Since the 1997 handover, Beijing's handpicked leader of Hong Kong has repeatedly urged Taiwan to follow the former colony's example in returning to the motherland. Chief Executive Tung Chee-hwa "keeps calling on us to reunite under the Communists' one-country formula," says a senior Nationalist Party official in Taipei who asked not to be identified.

In one sign of the growing anger at Hong Kong's collaboration in pressuring Taiwan into a union with the mainland, a Taiwanese lawmaker recently suggested that if war erupts across the Taiwan Strait, some of Taipei's bombs should be aimed at Hong Kong. Nationalist Party leader and legislator Liu Tai-ying, who proposed firing missiles at Hong Kong, "is a close confidant of President Lee Teng-hui's," says Wang Chien-shien, a senior official of Taiwan's New Party. He adds that the statement could reflect high-level frustration here at the Hong Kong government's perceived role as a pawn of Beijing.
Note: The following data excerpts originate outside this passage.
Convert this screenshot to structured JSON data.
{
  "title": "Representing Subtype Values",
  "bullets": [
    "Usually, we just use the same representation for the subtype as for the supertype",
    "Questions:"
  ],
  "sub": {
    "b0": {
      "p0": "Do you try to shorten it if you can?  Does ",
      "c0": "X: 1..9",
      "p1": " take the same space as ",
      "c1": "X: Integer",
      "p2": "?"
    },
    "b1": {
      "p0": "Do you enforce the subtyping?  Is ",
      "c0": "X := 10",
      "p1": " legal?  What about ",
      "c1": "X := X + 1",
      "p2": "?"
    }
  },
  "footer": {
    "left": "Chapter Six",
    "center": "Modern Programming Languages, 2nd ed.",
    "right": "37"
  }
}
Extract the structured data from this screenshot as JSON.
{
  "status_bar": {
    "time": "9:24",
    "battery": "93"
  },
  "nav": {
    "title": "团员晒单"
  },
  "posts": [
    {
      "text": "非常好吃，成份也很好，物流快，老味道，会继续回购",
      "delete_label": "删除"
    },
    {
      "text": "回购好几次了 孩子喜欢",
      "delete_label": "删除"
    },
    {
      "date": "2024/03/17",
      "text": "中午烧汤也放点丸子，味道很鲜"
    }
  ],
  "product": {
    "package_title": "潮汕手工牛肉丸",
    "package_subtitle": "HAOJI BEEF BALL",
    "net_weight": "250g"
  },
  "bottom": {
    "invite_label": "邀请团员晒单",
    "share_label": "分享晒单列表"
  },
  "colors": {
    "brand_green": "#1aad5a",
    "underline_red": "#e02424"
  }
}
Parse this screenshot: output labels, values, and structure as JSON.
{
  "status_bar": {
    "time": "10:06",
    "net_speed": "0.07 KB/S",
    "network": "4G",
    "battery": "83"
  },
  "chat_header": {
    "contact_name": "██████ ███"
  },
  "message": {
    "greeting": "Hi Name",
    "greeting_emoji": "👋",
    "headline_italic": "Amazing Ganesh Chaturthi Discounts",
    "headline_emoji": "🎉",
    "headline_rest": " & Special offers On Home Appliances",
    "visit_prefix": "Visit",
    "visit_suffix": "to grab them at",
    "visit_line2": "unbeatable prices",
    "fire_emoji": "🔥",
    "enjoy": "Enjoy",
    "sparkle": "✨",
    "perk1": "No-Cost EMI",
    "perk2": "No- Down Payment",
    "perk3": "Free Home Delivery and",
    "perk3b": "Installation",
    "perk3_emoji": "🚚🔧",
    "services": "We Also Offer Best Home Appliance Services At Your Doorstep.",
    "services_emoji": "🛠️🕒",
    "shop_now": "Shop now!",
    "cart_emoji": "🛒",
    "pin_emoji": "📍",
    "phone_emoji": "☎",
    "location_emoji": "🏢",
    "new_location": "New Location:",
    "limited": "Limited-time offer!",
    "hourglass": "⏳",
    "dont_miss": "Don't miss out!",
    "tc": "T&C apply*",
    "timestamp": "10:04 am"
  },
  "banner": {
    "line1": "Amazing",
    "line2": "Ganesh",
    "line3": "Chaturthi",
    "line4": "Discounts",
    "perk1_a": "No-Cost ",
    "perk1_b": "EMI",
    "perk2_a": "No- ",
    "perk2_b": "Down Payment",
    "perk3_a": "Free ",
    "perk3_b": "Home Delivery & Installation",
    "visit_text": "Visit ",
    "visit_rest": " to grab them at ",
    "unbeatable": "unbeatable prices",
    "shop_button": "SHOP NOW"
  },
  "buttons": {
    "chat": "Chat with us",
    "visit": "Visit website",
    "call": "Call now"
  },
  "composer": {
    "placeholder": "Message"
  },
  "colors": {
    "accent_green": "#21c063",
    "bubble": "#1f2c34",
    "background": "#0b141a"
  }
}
Even the New Party, which promotes unification sometime in the future, is growing weary of Beijing's saber rattling. "Many of us fled to Taiwan from communism on the mainland, and we are not about to embrace reuniting with China as it is now ruled," says Mr. Wang. "The New Party does not support the People's Republic of China, only the goal of a political grouping with a democratic China," he adds.

Like many politicians and residents of Taiwan, the Nationalist Party official bristles at any comparisons between Hong Kong and Taiwan. "Hong Kong was once a colony of Britain's, and is now a colony of China's, and the people have no power to decide their own destiny," he says. "Taiwan is a democracy that has ruled itself since 1949, and it is the people of Taiwan who must decide our future through a free vote."

Mr. Lu agrees that Hong Kong and Taiwan are poles apart on the issue of rejoining Beijing's embrace. "Britain's lease on Hong Kong expired in July of 1997, and the people here never really had a choice about whether to return to China," he says. "But there's no similar deadline for Taiwan."